With the performance of the England cricket team being somewhat variable this season, particularly away from home, the team have been searching for ways to improve the performance of its players. One of the difficulties of playing away is that each pitch has its own conditions and variables, with things such as weather and pitch condition becoming important at high levels of the sport. This is something that is very difficult to replicate with traditional training techniques. Not to mention how the style of individual bowlers can change the game significantly for batsmen.
As such, the England and Wales Cricket Board took a visit to Queen’s University Belfast to see Professor Cathy Craig, an expert on VR sports technology, who has been working on a system that reconstructs environments of various cricket pitches around the world, and also some of the best bowlers on rival teams, to allow batsmen to hone their skills against virtual bowlers.

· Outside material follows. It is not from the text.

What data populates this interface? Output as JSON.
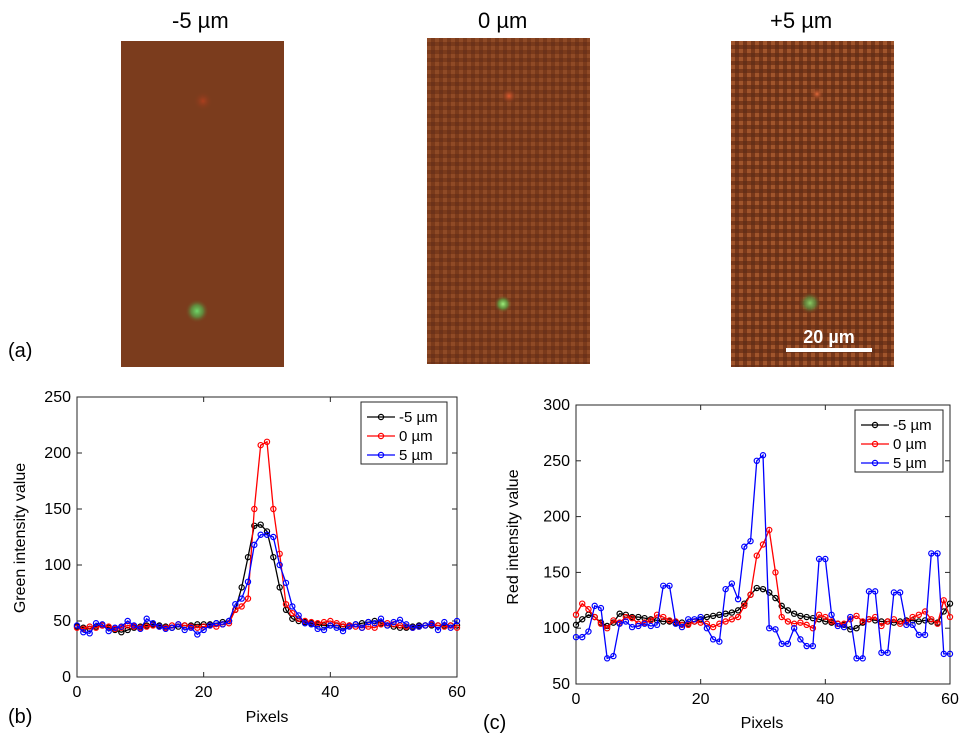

Bowling is much more wearing on the body than batting, and as a result batsmen often face less skilled bowlers as team managers aim to conserve a bowler’s strength. The VR system allows for batsmen to train against highly skilled virtual opponents, without risking valuable players.
Raph Brandon, the ECB’s head of science, says. “The theory is excellent. We understand what the performance potential is. VR could allow increased learning in a safe environment against dangerous short-pitched fast bowling – a 14-year-old could face a virtual Mark Wood,” Brandon explains. “You could have academy batsmen facing a pre-programmed elite level of fast bowling and wrist spin over and over again.”